The ggplot functions geom_qq()
and gome_qq_line()
take care of the necessary calculations required to generate a normal probability plot. Here is the normal probability plot for the male height data:
This plot suggests that the male heights are approximately normally distributed, though there are maybe a few more very short men and a few less very tall men in our sample then we would expect under perfect normality.
18.11.3 Comparing the empirical CDF to the theoretical CDF
A third visual approach is to estimate a cumulative distribution function (CDF) for the variable of interest from the data and compare this to the theoertical cumulative distribution function you’d expected for a normal distribution (as provided by pnorm()
).

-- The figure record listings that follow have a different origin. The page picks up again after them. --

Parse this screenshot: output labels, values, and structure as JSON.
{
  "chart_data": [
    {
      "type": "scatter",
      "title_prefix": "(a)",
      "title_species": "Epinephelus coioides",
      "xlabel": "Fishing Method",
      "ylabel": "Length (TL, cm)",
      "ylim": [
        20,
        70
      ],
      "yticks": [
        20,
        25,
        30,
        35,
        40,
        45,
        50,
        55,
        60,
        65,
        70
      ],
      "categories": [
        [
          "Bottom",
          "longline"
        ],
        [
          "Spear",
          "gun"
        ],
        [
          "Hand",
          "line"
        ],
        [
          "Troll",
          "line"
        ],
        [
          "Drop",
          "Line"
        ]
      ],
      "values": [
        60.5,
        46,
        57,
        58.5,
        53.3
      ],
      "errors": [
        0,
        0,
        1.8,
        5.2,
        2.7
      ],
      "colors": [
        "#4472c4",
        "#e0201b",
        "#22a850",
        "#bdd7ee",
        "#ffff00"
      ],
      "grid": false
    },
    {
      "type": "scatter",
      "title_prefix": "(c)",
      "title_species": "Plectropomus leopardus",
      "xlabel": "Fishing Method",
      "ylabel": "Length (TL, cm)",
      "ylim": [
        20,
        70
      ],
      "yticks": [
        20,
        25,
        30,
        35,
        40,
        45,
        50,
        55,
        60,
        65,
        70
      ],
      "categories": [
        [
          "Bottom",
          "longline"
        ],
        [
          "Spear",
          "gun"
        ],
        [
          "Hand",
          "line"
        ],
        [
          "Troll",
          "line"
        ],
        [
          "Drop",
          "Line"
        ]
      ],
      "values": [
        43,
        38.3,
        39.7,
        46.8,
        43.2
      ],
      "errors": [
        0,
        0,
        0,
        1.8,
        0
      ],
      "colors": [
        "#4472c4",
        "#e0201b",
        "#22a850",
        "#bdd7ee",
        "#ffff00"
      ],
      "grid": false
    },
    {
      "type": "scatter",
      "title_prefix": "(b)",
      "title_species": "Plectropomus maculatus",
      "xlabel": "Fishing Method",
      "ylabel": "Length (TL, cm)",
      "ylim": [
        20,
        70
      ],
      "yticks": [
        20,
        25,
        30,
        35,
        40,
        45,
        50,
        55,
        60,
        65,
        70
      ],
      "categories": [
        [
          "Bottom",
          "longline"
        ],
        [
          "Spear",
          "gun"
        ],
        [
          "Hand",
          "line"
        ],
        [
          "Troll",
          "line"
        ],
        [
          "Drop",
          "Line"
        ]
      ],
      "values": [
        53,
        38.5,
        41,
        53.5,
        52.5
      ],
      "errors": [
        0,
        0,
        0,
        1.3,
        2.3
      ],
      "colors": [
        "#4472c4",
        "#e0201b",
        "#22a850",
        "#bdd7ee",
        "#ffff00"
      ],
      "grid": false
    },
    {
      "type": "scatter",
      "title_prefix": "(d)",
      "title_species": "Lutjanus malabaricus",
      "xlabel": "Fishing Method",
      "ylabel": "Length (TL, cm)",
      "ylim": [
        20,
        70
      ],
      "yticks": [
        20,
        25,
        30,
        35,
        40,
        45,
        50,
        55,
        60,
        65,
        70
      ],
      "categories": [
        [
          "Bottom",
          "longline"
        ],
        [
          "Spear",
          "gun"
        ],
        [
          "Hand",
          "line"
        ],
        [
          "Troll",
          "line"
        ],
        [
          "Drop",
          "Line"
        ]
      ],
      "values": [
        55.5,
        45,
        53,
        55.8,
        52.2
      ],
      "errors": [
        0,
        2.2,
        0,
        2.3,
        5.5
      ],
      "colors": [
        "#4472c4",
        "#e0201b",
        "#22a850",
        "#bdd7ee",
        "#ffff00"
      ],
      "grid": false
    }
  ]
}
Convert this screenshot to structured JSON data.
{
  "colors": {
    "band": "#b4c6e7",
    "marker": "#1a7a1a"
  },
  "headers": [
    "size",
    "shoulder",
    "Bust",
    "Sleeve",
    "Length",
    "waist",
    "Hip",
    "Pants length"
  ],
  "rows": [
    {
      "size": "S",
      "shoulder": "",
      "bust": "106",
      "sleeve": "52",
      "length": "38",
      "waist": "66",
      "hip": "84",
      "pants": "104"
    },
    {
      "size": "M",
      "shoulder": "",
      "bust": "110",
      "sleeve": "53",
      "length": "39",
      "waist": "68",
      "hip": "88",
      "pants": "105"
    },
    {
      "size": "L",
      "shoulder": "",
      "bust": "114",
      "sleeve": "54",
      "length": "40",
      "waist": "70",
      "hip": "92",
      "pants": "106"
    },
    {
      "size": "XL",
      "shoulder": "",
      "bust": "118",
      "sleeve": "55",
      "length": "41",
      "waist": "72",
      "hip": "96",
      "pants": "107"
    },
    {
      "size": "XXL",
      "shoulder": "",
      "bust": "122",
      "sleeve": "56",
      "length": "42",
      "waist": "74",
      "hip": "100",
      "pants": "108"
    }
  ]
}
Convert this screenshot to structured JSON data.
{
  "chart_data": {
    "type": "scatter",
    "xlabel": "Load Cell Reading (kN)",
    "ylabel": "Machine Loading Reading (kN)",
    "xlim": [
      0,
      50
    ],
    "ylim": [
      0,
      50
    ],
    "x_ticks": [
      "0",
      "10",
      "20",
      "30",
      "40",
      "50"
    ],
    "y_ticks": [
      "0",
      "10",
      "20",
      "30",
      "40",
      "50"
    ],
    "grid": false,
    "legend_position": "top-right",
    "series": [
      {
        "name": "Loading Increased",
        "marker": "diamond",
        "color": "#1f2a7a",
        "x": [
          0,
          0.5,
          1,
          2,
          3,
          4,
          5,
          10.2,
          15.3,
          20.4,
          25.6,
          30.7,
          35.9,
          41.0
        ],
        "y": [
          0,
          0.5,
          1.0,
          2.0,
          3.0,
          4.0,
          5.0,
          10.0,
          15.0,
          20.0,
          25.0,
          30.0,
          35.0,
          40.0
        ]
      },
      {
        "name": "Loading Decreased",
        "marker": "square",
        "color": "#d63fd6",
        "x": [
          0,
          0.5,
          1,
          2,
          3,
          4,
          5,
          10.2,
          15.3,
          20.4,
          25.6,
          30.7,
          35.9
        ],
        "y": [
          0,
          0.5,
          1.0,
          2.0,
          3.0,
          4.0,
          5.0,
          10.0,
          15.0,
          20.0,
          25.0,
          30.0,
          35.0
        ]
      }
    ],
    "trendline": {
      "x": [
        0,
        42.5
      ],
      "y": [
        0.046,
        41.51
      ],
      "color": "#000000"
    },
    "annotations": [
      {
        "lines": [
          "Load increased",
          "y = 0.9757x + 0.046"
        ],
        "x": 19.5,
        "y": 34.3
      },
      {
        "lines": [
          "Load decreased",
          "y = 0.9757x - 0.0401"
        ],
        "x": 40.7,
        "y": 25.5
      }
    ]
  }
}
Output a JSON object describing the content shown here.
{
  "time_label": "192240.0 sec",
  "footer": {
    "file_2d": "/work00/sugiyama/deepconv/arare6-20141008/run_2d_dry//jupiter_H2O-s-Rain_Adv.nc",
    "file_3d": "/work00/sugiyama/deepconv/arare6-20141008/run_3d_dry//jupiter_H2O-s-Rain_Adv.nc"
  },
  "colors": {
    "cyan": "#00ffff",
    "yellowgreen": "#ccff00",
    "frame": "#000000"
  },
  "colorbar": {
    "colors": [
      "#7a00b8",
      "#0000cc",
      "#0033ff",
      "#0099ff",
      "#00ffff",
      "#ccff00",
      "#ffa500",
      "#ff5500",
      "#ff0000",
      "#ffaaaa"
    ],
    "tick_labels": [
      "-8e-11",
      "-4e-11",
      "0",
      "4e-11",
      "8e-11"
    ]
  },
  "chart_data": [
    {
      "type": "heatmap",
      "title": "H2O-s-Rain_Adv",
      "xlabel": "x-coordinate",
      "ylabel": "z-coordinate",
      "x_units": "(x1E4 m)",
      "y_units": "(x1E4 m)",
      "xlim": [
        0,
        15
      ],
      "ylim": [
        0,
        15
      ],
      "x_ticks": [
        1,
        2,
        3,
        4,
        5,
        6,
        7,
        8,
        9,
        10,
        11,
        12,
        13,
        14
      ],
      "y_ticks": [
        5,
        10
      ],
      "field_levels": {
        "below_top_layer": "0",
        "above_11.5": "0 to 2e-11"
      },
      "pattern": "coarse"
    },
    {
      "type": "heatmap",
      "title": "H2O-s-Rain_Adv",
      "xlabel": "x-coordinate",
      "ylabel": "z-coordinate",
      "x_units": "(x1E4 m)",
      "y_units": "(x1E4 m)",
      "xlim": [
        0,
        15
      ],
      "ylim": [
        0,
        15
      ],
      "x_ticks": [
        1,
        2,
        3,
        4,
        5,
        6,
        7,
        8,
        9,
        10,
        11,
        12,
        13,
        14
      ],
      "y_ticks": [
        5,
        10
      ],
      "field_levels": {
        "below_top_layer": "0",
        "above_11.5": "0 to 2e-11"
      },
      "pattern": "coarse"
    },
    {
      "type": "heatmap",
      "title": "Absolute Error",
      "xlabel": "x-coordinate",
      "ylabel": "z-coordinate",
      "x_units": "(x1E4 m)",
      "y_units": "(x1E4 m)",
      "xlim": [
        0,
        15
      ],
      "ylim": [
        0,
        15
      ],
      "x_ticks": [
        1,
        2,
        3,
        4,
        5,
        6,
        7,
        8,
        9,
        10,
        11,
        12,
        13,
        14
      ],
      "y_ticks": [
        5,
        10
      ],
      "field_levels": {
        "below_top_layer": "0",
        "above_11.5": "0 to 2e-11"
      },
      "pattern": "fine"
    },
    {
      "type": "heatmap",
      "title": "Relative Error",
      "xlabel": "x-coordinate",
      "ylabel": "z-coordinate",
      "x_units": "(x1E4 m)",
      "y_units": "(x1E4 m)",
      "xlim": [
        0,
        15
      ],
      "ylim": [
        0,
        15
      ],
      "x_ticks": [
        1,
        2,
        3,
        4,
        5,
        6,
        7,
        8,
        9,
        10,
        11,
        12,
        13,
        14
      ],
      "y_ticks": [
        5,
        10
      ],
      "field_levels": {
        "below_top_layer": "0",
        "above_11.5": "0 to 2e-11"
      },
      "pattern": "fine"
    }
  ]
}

When you estimate a cumulative distribution function from data, this is a called an “empirical CDF”.
The function ggplot::stat_ecdf
estimates the empirical CDF for us and plots it, we can combine this with stat_function()
to plot the theoertical CDF using pnorm, as shown below for the height data.
male.heights %>%
ggplot(aes(x = heights)) +
stat_ecdf() +
stat_function(fun=pnorm,
args=list(mean = mean.height, sd = sd.height),
color='red', linetype='dashed', n = 200) +
labs(x = "Height, h", y = "Prob(height < h)",
title = "Emprirical (black) and Theoretical (red) CDFs\n for a normal distribution estiamted from observed male height data") +
theme(plot.title =element_text(size=10))
Here the match between the empirical CDF and the theoretical CDF is pretty good, again suggesting that the data is approximately normal.